Void simple_va_fun (INT start ,...)
{
Va_list arg_ptr;
Int nargvalue = start;
Int nargcout = 0; // number of variable parameters
Va_start (arg_ptr, start); // determine the memory start address of the Variable Parameter Based on the fixed parameter address.
Do
{
++ Nargcout;
Printf ("the % d th Arg: % d", nargcout, nargvalue); // output the value of each parameter
Nargvalue = va_arg (arg_ptr, INT); // obtain the value of the next variable parameter.
} While (nargvalue! =-1 );
Return;
}
Int main (INT argc, char * argv [])
{
Simple_va_fun (100,-1 );
Simple_va_fun (100,200,-1 );
Return 0;
}
The code below is explained. From the implementation of this function, we can see that using variable parameters involves the following steps: (1) because the following macros are used in the program:
Void va_start (va_list arg_ptr, prev_param );
Type va_arg (va_list arg_ptr, type );
Void va_end (va_list arg_ptr );
Va here is the meaning of Variable-argument (Variable Parameter.
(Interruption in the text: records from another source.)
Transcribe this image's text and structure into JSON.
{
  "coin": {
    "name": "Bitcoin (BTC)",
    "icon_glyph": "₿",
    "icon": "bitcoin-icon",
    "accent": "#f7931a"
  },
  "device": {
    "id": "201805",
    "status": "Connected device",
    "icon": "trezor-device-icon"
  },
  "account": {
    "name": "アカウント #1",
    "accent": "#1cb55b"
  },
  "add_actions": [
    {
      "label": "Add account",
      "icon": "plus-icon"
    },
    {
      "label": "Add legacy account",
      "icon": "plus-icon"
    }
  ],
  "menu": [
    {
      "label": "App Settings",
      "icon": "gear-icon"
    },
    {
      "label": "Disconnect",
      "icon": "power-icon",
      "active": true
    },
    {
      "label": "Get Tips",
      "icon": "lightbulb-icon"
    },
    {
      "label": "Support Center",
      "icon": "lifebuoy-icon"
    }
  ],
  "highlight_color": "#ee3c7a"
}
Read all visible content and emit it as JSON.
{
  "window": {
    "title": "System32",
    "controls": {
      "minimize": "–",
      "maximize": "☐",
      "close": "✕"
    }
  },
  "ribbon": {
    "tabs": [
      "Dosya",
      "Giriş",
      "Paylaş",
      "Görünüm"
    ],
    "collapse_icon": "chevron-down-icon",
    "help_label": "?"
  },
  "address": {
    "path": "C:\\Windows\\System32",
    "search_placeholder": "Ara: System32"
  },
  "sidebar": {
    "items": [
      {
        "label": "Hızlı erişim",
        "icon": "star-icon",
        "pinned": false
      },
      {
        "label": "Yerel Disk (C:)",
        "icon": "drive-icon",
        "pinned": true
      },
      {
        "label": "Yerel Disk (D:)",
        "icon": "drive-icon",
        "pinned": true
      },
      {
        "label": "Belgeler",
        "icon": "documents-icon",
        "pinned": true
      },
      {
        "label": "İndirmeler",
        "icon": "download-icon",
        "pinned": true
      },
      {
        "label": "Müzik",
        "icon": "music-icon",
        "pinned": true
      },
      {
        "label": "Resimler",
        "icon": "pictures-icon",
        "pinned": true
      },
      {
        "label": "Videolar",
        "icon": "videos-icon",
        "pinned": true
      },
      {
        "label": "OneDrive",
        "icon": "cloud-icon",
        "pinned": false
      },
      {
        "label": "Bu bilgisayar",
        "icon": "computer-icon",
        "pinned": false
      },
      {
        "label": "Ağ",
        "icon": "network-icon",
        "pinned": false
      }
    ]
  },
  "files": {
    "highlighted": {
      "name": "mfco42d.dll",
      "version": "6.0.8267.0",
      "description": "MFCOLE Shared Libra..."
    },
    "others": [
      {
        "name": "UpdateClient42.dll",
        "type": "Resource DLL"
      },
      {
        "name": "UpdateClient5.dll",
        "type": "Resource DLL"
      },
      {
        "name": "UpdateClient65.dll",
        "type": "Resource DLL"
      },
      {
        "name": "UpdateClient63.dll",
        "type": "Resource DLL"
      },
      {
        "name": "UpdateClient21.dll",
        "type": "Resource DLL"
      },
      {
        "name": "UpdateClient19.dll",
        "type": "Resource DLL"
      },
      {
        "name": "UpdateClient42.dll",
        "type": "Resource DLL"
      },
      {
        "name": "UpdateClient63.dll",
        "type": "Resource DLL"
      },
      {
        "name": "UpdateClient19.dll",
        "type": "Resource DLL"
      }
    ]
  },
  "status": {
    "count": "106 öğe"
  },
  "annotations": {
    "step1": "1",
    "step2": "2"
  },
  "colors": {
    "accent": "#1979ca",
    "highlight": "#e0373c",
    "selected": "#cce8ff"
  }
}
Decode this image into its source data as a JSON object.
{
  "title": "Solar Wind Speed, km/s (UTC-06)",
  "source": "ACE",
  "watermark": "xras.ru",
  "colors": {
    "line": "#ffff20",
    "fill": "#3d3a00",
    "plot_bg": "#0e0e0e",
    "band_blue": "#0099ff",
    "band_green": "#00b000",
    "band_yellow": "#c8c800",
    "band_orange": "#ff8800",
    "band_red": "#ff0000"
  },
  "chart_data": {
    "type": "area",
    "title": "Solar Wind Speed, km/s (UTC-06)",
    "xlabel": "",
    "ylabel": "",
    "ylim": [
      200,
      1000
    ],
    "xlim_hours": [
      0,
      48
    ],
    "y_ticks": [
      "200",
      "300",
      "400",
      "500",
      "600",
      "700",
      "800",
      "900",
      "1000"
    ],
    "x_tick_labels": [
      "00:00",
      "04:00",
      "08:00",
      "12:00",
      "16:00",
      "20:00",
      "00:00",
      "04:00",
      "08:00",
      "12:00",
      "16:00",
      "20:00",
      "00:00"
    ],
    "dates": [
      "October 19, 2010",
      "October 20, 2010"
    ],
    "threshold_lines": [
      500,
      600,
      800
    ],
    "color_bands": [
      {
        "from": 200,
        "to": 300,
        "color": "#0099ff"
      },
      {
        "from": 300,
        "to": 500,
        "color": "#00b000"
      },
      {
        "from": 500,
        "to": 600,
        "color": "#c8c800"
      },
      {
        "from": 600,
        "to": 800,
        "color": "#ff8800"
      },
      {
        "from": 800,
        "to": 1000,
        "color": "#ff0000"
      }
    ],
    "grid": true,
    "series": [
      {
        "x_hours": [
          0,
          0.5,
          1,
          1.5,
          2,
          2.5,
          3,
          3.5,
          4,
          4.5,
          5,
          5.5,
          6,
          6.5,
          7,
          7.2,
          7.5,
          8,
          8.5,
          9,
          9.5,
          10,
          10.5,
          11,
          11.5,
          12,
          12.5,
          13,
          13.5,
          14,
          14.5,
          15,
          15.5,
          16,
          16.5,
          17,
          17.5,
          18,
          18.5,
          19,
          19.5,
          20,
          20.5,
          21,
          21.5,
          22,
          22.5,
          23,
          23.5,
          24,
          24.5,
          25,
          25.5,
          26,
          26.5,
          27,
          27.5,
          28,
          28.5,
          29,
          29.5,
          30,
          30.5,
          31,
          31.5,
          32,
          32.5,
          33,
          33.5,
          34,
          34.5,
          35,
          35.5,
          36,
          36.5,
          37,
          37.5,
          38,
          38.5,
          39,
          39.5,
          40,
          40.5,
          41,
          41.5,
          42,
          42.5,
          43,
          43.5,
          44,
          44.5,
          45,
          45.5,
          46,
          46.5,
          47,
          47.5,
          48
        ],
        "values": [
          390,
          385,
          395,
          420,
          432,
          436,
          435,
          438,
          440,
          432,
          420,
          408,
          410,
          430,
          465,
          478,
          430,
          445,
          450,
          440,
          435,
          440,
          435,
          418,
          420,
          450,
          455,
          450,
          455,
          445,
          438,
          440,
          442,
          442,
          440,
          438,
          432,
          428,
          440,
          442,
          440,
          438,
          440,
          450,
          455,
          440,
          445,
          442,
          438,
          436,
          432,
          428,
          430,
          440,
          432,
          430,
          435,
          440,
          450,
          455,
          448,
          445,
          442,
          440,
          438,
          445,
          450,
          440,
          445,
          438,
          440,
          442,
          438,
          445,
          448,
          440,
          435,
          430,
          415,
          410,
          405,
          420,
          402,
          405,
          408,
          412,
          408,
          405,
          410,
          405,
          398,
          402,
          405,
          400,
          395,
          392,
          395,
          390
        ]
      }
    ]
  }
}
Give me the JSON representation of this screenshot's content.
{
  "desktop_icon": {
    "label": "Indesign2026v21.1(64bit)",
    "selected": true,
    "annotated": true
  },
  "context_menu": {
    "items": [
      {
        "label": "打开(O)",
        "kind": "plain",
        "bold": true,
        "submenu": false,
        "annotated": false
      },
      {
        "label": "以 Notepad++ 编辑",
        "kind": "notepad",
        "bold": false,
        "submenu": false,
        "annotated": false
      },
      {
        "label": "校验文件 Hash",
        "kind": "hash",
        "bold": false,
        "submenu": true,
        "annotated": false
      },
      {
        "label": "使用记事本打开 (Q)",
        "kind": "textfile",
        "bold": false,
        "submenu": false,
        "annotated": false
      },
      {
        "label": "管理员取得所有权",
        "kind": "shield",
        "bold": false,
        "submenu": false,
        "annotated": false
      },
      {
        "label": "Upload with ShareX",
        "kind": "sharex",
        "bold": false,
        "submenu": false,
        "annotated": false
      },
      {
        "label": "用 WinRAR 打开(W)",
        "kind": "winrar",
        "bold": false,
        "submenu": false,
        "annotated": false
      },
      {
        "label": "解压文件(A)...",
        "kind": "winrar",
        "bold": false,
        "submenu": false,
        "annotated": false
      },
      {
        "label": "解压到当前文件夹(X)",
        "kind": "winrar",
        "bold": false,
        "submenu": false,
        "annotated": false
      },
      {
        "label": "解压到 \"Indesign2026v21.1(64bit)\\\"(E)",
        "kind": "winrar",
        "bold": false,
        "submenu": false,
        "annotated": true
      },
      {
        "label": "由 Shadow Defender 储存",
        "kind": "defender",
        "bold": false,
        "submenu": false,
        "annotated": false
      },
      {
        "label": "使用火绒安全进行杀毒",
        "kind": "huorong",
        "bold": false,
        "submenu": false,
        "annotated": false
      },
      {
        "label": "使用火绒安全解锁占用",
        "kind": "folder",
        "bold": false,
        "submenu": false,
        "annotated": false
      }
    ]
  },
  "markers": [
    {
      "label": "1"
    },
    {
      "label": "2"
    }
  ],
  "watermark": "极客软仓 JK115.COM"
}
These macros are defined in stdarg. H, so programs that use variable parameters should include this header file. (2) The function first defines a va_list variable. Here it is arg_ptr, which is a pointer to the address of the stored parameter. the parameter value can be obtained only after obtaining the parameter address and combining the parameter type. (3) Use the va_start macro to initialize the variable arg_ptr defined in (2). The second parameter of this macro is the previous parameter in the variable parameter list, that is, the last fixed parameter. (4) use the va_arg macro in sequence to make arg_ptr return the address of the Variable Parameter. After this address is obtained, the parameter value can be obtained based on the parameter type.
The condition indicates whether the parameter value is-1. Note that the called function does not know the correct number of variable parameters when calling. The programmer must specify the end condition in the code. As for why it does not know the number of parameters, it will naturally understand after reading the internal implementation mechanisms of these macros.